Currently, Wi springs directly from the research now occurring in the MDCN, and will be published 3 times until the end of the project in March 2007. However, we hope that these initial issues act as a template for an online journal open to all researchers working in these inter-related areas of communications, new media, art, design, and engineering. If you have ideas for submissions, suggestions or any other comments, please contact the editors Barbara Crow and Kim Sawchuk at editors@wi-not.ca

Finally, special thanks to Janice Leung, Neil Barratt and Andrea Zeffiro for their intellectual input and technical contribution. Without their energy and collective enthusiasm, we would still be asking “why not?”

Barbara Crow and Kim Sawchuk

Editors
Toronto, Ontario; Montréal, Québec

Biography

Barbara Crow is the incoming director of the graduate program in Communication and Culture at York University. Current research projects include: Digital Cities, focusing on the relationship between digital technology and multimedia cities; Canadian Sexual Assault Law and Contested Boundaries of Consent: Legal and Extra-Legal Dimensions (with Lise Gotell), investigating women’s organizations and legal discourses; the Mobile Digital Commons Network, exploring relations of mobile technologies and cultural production; and most recently, CWIRP exploring wifi as public infrastructure. She was president of the Canadian Women’s Studies Association, 2002-2004.

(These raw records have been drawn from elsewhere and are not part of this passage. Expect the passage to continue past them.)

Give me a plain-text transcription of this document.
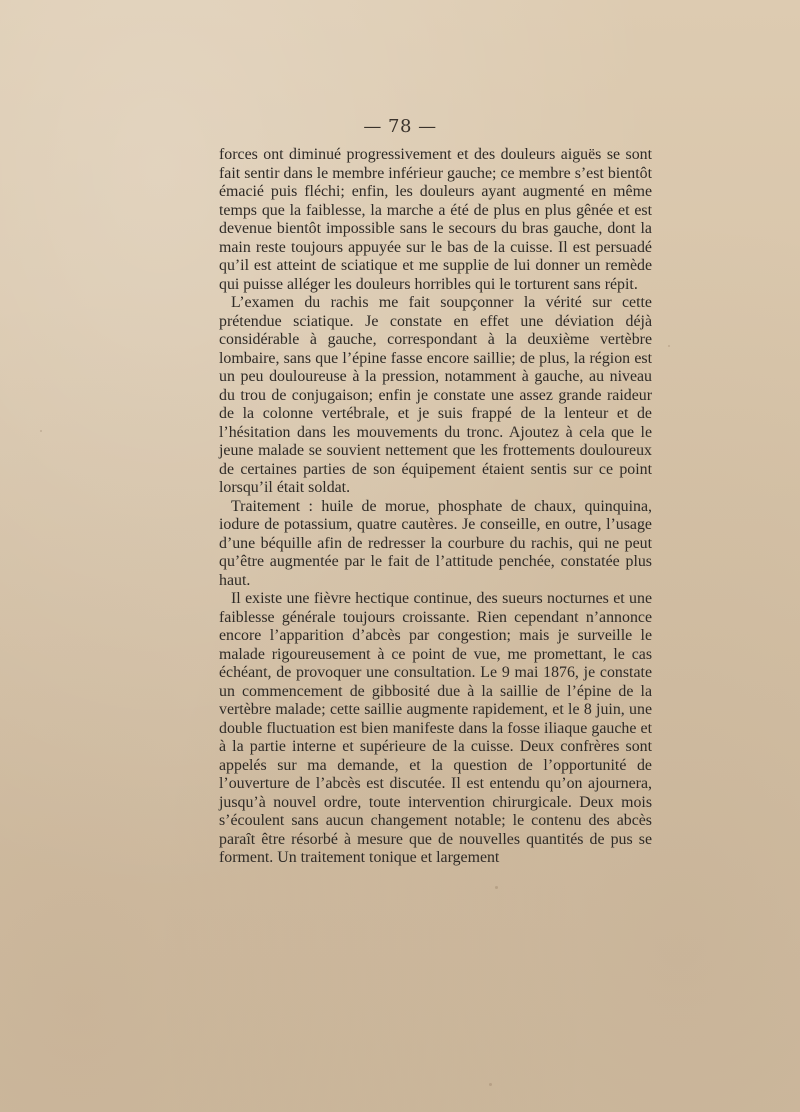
— 78 —

forces ont diminué progressivement et des douleurs aiguës se sont fait sentir dans le membre inférieur gauche; ce membre s’est bientôt émacié puis fléchi; enfin, les douleurs ayant augmenté en même temps que la faiblesse, la marche a été de plus en plus gênée et est devenue bientôt impossible sans le secours du bras gauche, dont la main reste toujours appuyée sur le bas de la cuisse. Il est persuadé qu’il est atteint de sciatique et me supplie de lui donner un remède qui puisse alléger les douleurs horribles qui le torturent sans répit.

L’examen du rachis me fait soupçonner la vérité sur cette prétendue sciatique. Je constate en effet une déviation déjà considérable à gauche, correspondant à la deuxième vertèbre lombaire, sans que l’épine fasse encore saillie; de plus, la région est un peu douloureuse à la pression, notamment à gauche, au niveau du trou de conjugaison; enfin je constate une assez grande raideur de la colonne vertébrale, et je suis frappé de la lenteur et de l’hésitation dans les mouvements du tronc. Ajoutez à cela que le jeune malade se souvient nettement que les frottements douloureux de certaines parties de son équipement étaient sentis sur ce point lorsqu’il était soldat.

Traitement : huile de morue, phosphate de chaux, quinquina, iodure de potassium, quatre cautères. Je conseille, en outre, l’usage d’une béquille afin de redresser la courbure du rachis, qui ne peut qu’être augmentée par le fait de l’attitude penchée, constatée plus haut.

Il existe une fièvre hectique continue, des sueurs nocturnes et une faiblesse générale toujours croissante. Rien cependant n’annonce encore l’apparition d’abcès par congestion; mais je surveille le malade rigoureusement à ce point de vue, me promettant, le cas échéant, de provoquer une consultation. Le 9 mai 1876, je constate un commencement de gibbosité due à la saillie de l’épine de la vertèbre malade; cette saillie augmente rapidement, et le 8 juin, une double fluctuation est bien manifeste dans la fosse iliaque gauche et à la partie interne et supérieure de la cuisse. Deux confrères sont appelés sur ma demande, et la question de l’opportunité de l’ouverture de l’abcès est discutée. Il est entendu qu’on ajournera, jusqu’à nouvel ordre, toute intervention chirurgicale. Deux mois s’écoulent sans aucun changement notable; le contenu des abcès paraît être résorbé à mesure que de nouvelles quantités de pus se forment. Un traitement tonique et largement
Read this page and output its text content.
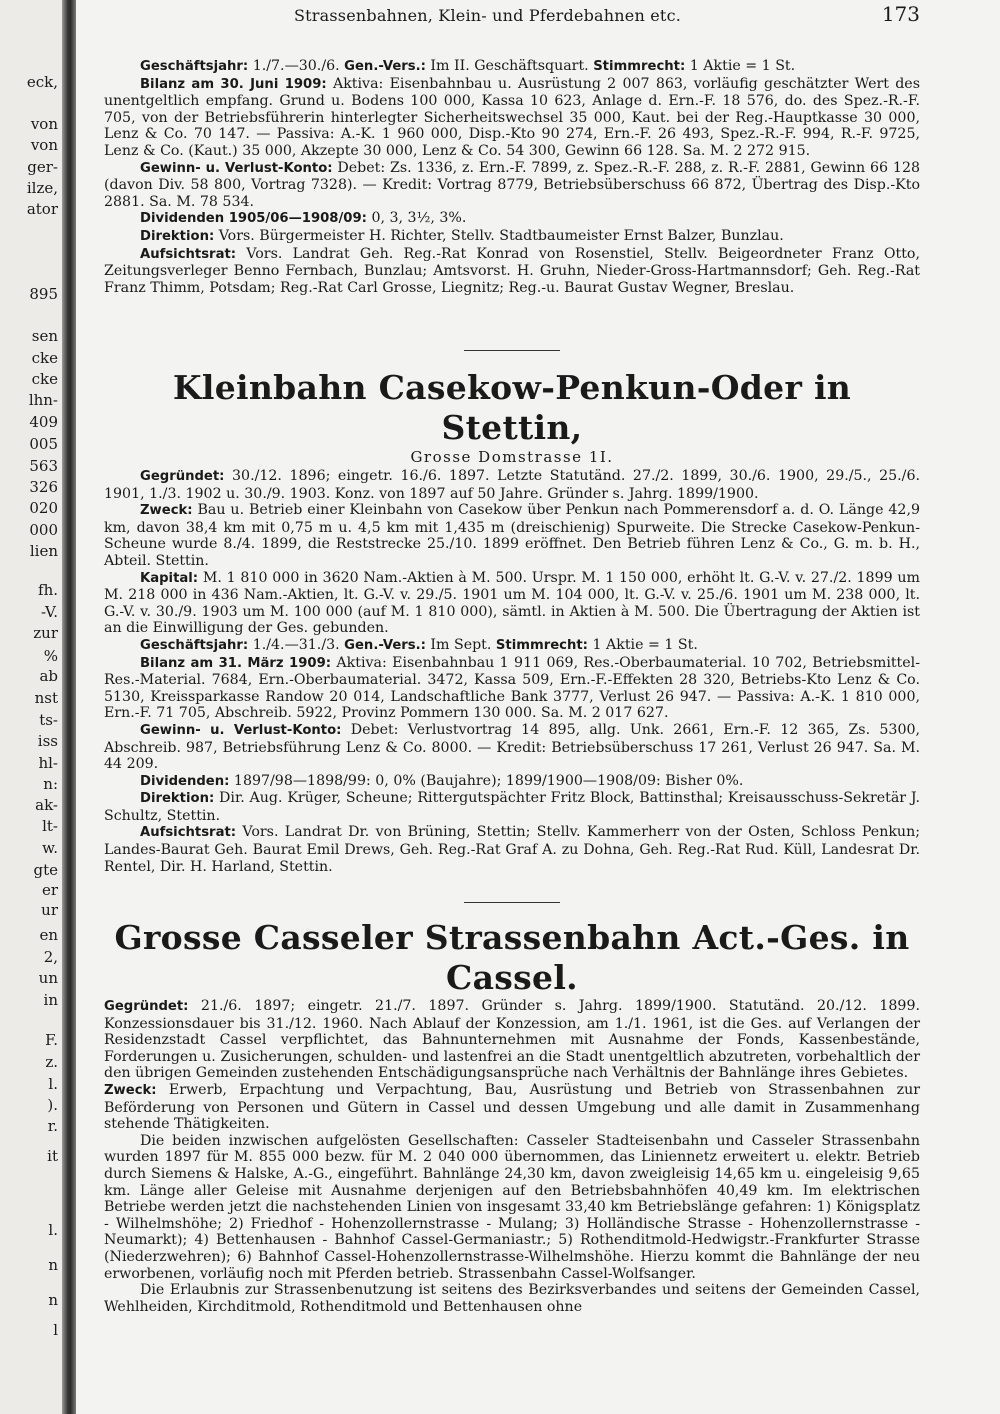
eck,
von
von
ger-
ilze,
ator
895
sen
cke
cke
lhn-
409
005
563
326
020
000
lien
fh.
-V.
zur
%
ab
nst
ts-
iss
hl-
n:
ak-
lt-
w.
gte
er
ur
en
2,
un
in
F.
z.
l.
).
r.
it
l.
n
n
l
Strassenbahnen, Klein- und Pferdebahnen etc.	173

Geschäftsjahr: 1./7.—30./6. Gen.-Vers.: Im II. Geschäftsquart. Stimmrecht: 1 Aktie = 1 St.

Bilanz am 30. Juni 1909: Aktiva: Eisenbahnbau u. Ausrüstung 2 007 863, vorläufig geschätzter Wert des unentgeltlich empfang. Grund u. Bodens 100 000, Kassa 10 623, Anlage d. Ern.-F. 18 576, do. des Spez.-R.-F. 705, von der Betriebsführerin hinterlegter Sicherheitswechsel 35 000, Kaut. bei der Reg.-Hauptkasse 30 000, Lenz & Co. 70 147. — Passiva: A.-K. 1 960 000, Disp.-Kto 90 274, Ern.-F. 26 493, Spez.-R.-F. 994, R.-F. 9725, Lenz & Co. (Kaut.) 35 000, Akzepte 30 000, Lenz & Co. 54 300, Gewinn 66 128. Sa. M. 2 272 915.

Gewinn- u. Verlust-Konto: Debet: Zs. 1336, z. Ern.-F. 7899, z. Spez.-R.-F. 288, z. R.-F. 2881, Gewinn 66 128 (davon Div. 58 800, Vortrag 7328). — Kredit: Vortrag 8779, Betriebsüberschuss 66 872, Übertrag des Disp.-Kto 2881. Sa. M. 78 534.

Dividenden 1905/06—1908/09: 0, 3, 3½, 3%.

Direktion: Vors. Bürgermeister H. Richter, Stellv. Stadtbaumeister Ernst Balzer, Bunzlau.

Aufsichtsrat: Vors. Landrat Geh. Reg.-Rat Konrad von Rosenstiel, Stellv. Beigeordneter Franz Otto, Zeitungsverleger Benno Fernbach, Bunzlau; Amtsvorst. H. Gruhn, Nieder-Gross-Hartmannsdorf; Geh. Reg.-Rat Franz Thimm, Potsdam; Reg.-Rat Carl Grosse, Liegnitz; Reg.-u. Baurat Gustav Wegner, Breslau.

Kleinbahn Casekow-Penkun-Oder in Stettin,
Grosse Domstrasse 1I.

Gegründet: 30./12. 1896; eingetr. 16./6. 1897. Letzte Statutänd. 27./2. 1899, 30./6. 1900, 29./5., 25./6. 1901, 1./3. 1902 u. 30./9. 1903. Konz. von 1897 auf 50 Jahre. Gründer s. Jahrg. 1899/1900.

Zweck: Bau u. Betrieb einer Kleinbahn von Casekow über Penkun nach Pommerensdorf a. d. O. Länge 42,9 km, davon 38,4 km mit 0,75 m u. 4,5 km mit 1,435 m (dreischienig) Spurweite. Die Strecke Casekow-Penkun-Scheune wurde 8./4. 1899, die Reststrecke 25./10. 1899 eröffnet. Den Betrieb führen Lenz & Co., G. m. b. H., Abteil. Stettin.

Kapital: M. 1 810 000 in 3620 Nam.-Aktien à M. 500. Urspr. M. 1 150 000, erhöht lt. G.-V. v. 27./2. 1899 um M. 218 000 in 436 Nam.-Aktien, lt. G.-V. v. 29./5. 1901 um M. 104 000, lt. G.-V. v. 25./6. 1901 um M. 238 000, lt. G.-V. v. 30./9. 1903 um M. 100 000 (auf M. 1 810 000), sämtl. in Aktien à M. 500. Die Übertragung der Aktien ist an die Einwilligung der Ges. gebunden.

Geschäftsjahr: 1./4.—31./3. Gen.-Vers.: Im Sept. Stimmrecht: 1 Aktie = 1 St.

Bilanz am 31. März 1909: Aktiva: Eisenbahnbau 1 911 069, Res.-Oberbaumaterial. 10 702, Betriebsmittel-Res.-Material. 7684, Ern.-Oberbaumaterial. 3472, Kassa 509, Ern.-F.-Effekten 28 320, Betriebs-Kto Lenz & Co. 5130, Kreissparkasse Randow 20 014, Landschaftliche Bank 3777, Verlust 26 947. — Passiva: A.-K. 1 810 000, Ern.-F. 71 705, Abschreib. 5922, Provinz Pommern 130 000. Sa. M. 2 017 627.

Gewinn- u. Verlust-Konto: Debet: Verlustvortrag 14 895, allg. Unk. 2661, Ern.-F. 12 365, Zs. 5300, Abschreib. 987, Betriebsführung Lenz & Co. 8000. — Kredit: Betriebsüberschuss 17 261, Verlust 26 947. Sa. M. 44 209.

Dividenden: 1897/98—1898/99: 0, 0% (Baujahre); 1899/1900—1908/09: Bisher 0%.

Direktion: Dir. Aug. Krüger, Scheune; Rittergutspächter Fritz Block, Battinsthal; Kreisausschuss-Sekretär J. Schultz, Stettin.

Aufsichtsrat: Vors. Landrat Dr. von Brüning, Stettin; Stellv. Kammerherr von der Osten, Schloss Penkun; Landes-Baurat Geh. Baurat Emil Drews, Geh. Reg.-Rat Graf A. zu Dohna, Geh. Reg.-Rat Rud. Küll, Landesrat Dr. Rentel, Dir. H. Harland, Stettin.

Grosse Casseler Strassenbahn Act.-Ges. in Cassel.

Gegründet: 21./6. 1897; eingetr. 21./7. 1897. Gründer s. Jahrg. 1899/1900. Statutänd. 20./12. 1899. Konzessionsdauer bis 31./12. 1960. Nach Ablauf der Konzession, am 1./1. 1961, ist die Ges. auf Verlangen der Residenzstadt Cassel verpflichtet, das Bahnunternehmen mit Ausnahme der Fonds, Kassenbestände, Forderungen u. Zusicherungen, schulden- und lastenfrei an die Stadt unentgeltlich abzutreten, vorbehaltlich der den übrigen Gemeinden zustehenden Entschädigungsansprüche nach Verhältnis der Bahnlänge ihres Gebietes.

Zweck: Erwerb, Erpachtung und Verpachtung, Bau, Ausrüstung und Betrieb von Strassenbahnen zur Beförderung von Personen und Gütern in Cassel und dessen Umgebung und alle damit in Zusammenhang stehende Thätigkeiten.

Die beiden inzwischen aufgelösten Gesellschaften: Casseler Stadteisenbahn und Casseler Strassenbahn wurden 1897 für M. 855 000 bezw. für M. 2 040 000 übernommen, das Liniennetz erweitert u. elektr. Betrieb durch Siemens & Halske, A.-G., eingeführt. Bahnlänge 24,30 km, davon zweigleisig 14,65 km u. eingeleisig 9,65 km. Länge aller Geleise mit Ausnahme derjenigen auf den Betriebsbahnhöfen 40,49 km. Im elektrischen Betriebe werden jetzt die nachstehenden Linien von insgesamt 33,40 km Betriebslänge gefahren: 1) Königsplatz - Wilhelmshöhe; 2) Friedhof - Hohenzollernstrasse - Mulang; 3) Holländische Strasse - Hohenzollernstrasse - Neumarkt); 4) Bettenhausen - Bahnhof Cassel-Germaniastr.; 5) Rothenditmold-Hedwigstr.-Frankfurter Strasse (Niederzwehren); 6) Bahnhof Cassel-Hohenzollernstrasse-Wilhelmshöhe. Hierzu kommt die Bahnlänge der neu erworbenen, vorläufig noch mit Pferden betrieb. Strassenbahn Cassel-Wolfsanger.

Die Erlaubnis zur Strassenbenutzung ist seitens des Bezirksverbandes und seitens der Gemeinden Cassel, Wehlheiden, Kirchditmold, Rothenditmold und Bettenhausen ohne
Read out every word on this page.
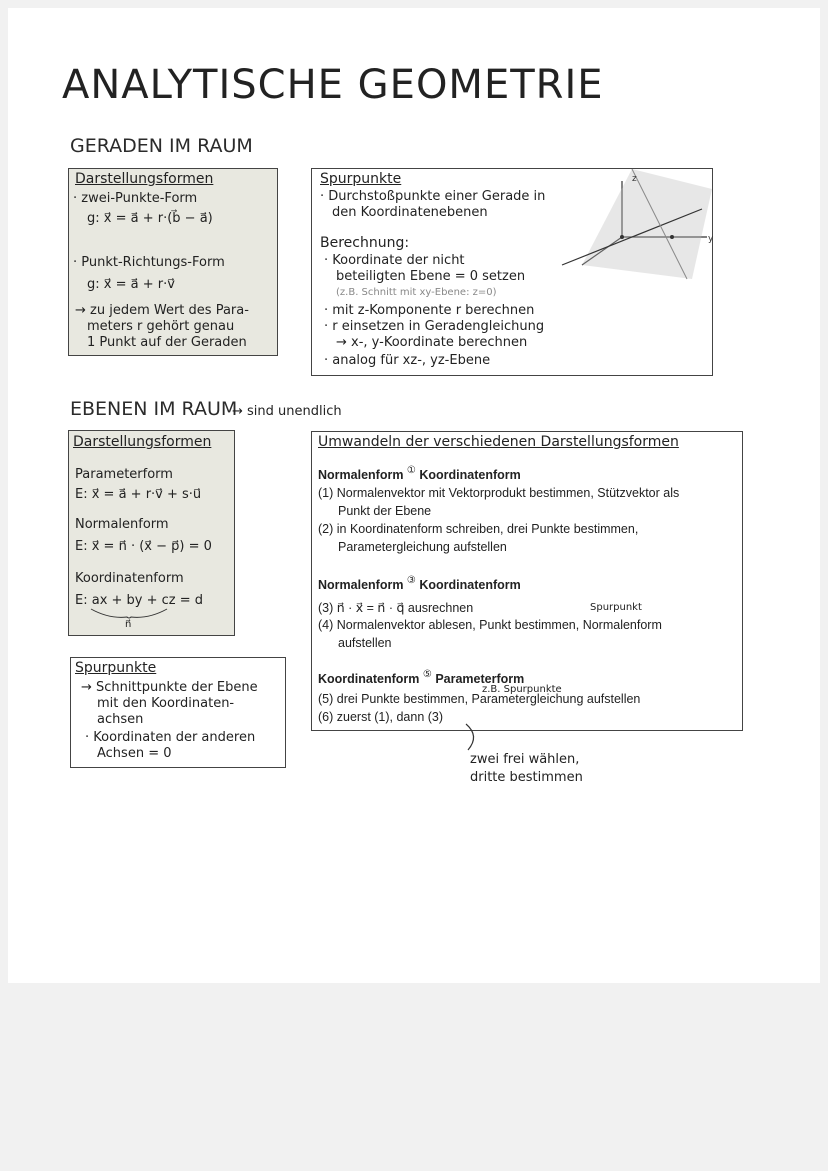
ANALYTISCHE GEOMETRIE
GERADEN IM RAUM
Darstellungsformen
· zwei-Punkte-Form
g: x⃗ = a⃗ + r·(b⃗ − a⃗)
· Punkt-Richtungs-Form
g: x⃗ = a⃗ + r·v⃗
→ zu jedem Wert des Para-
meters r gehört genau
1 Punkt auf der Geraden
Spurpunkte
· Durchstoßpunkte einer Gerade in
den Koordinatenebenen
Berechnung:
· Koordinate der nicht
beteiligten Ebene = 0 setzen
(z.B. Schnitt mit xy-Ebene: z=0)
· mit z-Komponente r berechnen
· r einsetzen in Geradengleichung
→ x-, y-Koordinate berechnen
· analog für xz-, yz-Ebene
y
z
EBENEN IM RAUM
→ sind unendlich
Darstellungsformen
Parameterform
E: x⃗ = a⃗ + r·v⃗ + s·u⃗
Normalenform
E: x⃗ = n⃗ · (x⃗ − p⃗) = 0
Koordinatenform
E: ax + by + cz = d
n⃗
Spurpunkte
→ Schnittpunkte der Ebene
mit den Koordinaten-
achsen
· Koordinaten der anderen
Achsen = 0
Umwandeln der verschiedenen Darstellungsformen
Normalenform ① Koordinatenform
(1) Normalenvektor mit Vektorprodukt bestimmen, Stützvektor als
Punkt der Ebene
(2) in Koordinatenform schreiben, drei Punkte bestimmen,
Parametergleichung aufstellen
Normalenform ③ Koordinatenform
Spurpunkt
(3) n⃗ · x⃗ = n⃗ · q⃗ ausrechnen
(4) Normalenvektor ablesen, Punkt bestimmen, Normalenform
aufstellen
Koordinatenform ⑤ Parameterform
z.B. Spurpunkte
(5) drei Punkte bestimmen, Parametergleichung aufstellen
(6) zuerst (1), dann (3)
zwei frei wählen,
dritte bestimmen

Kim Sawchuk is the current editor of the Canadian Journal of Communications. Her research involves the close study of the relationship between embodiment, social practice and discourses on technology. Kim has an unusual passion for methodology, particularly qualitative methods. She has been experimenting with the potential of open source software and multimedia tools for collaborative research and developing research protocols and processes for better understanding how to enhance user participation with locative media projects. When Pain Strikes (1999), with co-editors Cathy Busby and Bill Burns) and Wild Science: Reading Feminism, Medicine, and the Media (2000), co-edited with Janine Marchessault are but two of Kim’s many publications. In addition to her academic interests, Kim has been a new media activist. In 1996 she co-founded StudioXX, a feminist research and media arts centre in Montréal.